Die Menschen lieben ihn, aber sie fürchten ihn auch. Wenn er überteibt, und das tut er gern, ist sein Auftritt für den nüchternen Betrachter immer eine Spur zu pompös, sein Gefolge zahlreich und extravagant. Das Schlussdefilee einer Modeschau, wenn sich der Maestro inmitten seiner Models den Kameras präsentiert, ist ein schwacher Abglanz dessen, was Poseidon – der Neptun der Römer – mit seinen Wellenrössern, Nixen und Seeungeheuern im Schlepptau als Spektakel inszeniert.
Manche Astrologen schätzen die Wirkung der Planeten auf den Charakter eines Menschen höher ein als die Zugehörigkeit zu einem Tierkreiszeichen. Karl Lagerfeld zum Beispiel ist eine Jungfrau und in der Modebranche, in der er sich so elegant bewegt, würde man ihn nicht vermuten. Aber seine Sonne bildet eine Konjunktion mit dem Neptun und dann versteht man es schon wieder.

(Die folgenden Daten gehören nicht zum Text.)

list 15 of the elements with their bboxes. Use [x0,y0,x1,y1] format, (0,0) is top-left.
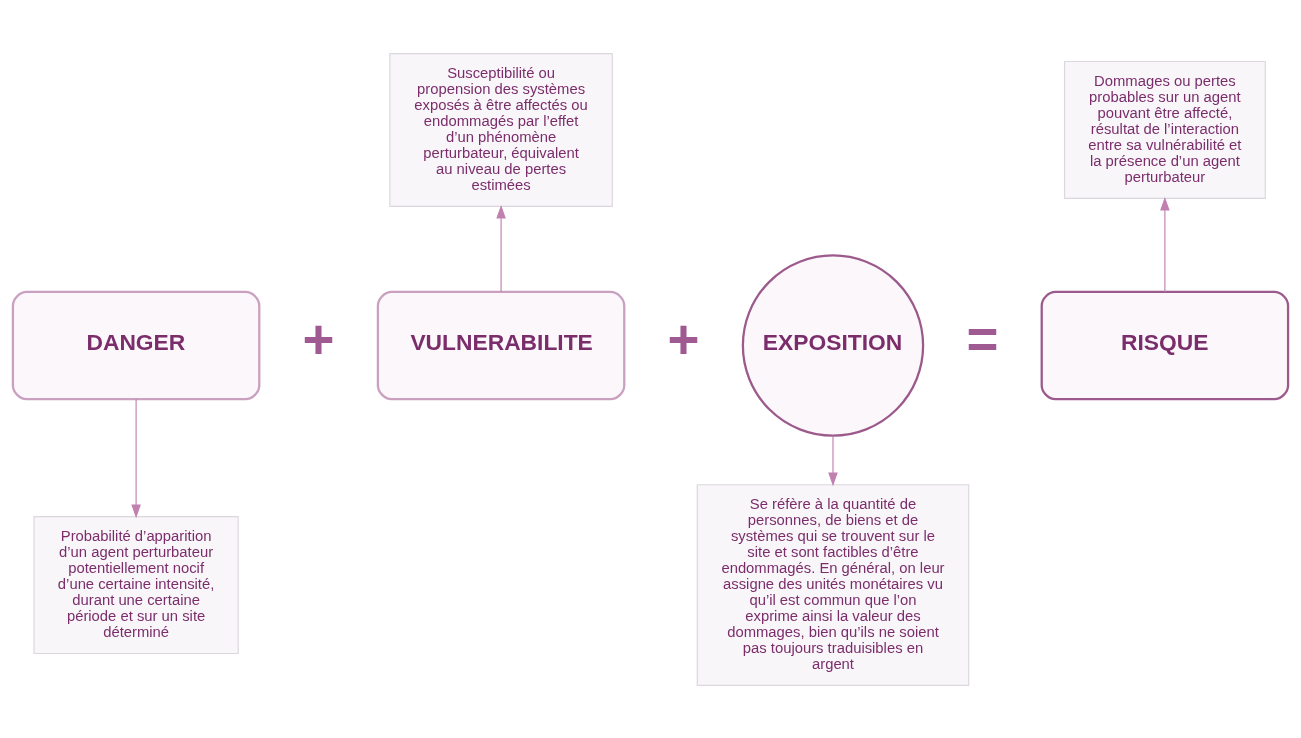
node-circle: EXPOSITION [741,253,925,437]
node-box: Dommages ou pertes probables sur un agent pouvant être affecté, résultat de l’interaction entre sa vulnérabilité et la présence d’un agent perturbateur [1063,60,1266,199]
label: + [302,307,335,370]
arrow [496,204,506,292]
node-box: VULNERABILITE [376,290,626,400]
node-box: RISQUE [1040,290,1290,400]
label: = [966,307,999,370]
node-box: Se réfère à la quantité de personnes, de biens et de systèmes qui se trouvent sur le site et sont factibles d’être endommagés. En général, on leur assigne des unités monétaires vu qu’il est commun que l’on exprime ainsi la valeur des dommages, bien qu’ils ne soient pas toujours traduisibles en argent [696,483,970,686]
arrow [131,398,141,518]
arrow [828,434,838,486]
node-box: DANGER [11,290,261,400]
node-box: Susceptibilité ou propension des systèmes exposés à être affectés ou endommagés par l’effet d’un phénomène perturbateur, équivalent au niveau de pertes estimées [389,52,613,207]
label: + [667,307,700,370]
arrow [1160,196,1170,292]
node-box: Probabilité d’apparition d’un agent perturbateur potentiellement nocif d’une certaine intensité, durant une certaine période et sur un site déterminé [33,515,239,654]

Der Gott der Meere, der Reichtum bringt, war für die Griechen auch ein streitsüchtiger und gieriger Gott. Als heimtückischer Landräuber nagt er, selbst wenn er sich scheinbar ruhig verhält, heimlich an jedem Ufer. Regeln sind ihm zuwider, Grenzen ignoriert er. Selbst wenn die See sich beruhigt, ist ihr nicht zu trauen. Unter dem glatten Spiegel lauert der Abgrund, der oben und unten, rechts und links durcheinanderwirbelt.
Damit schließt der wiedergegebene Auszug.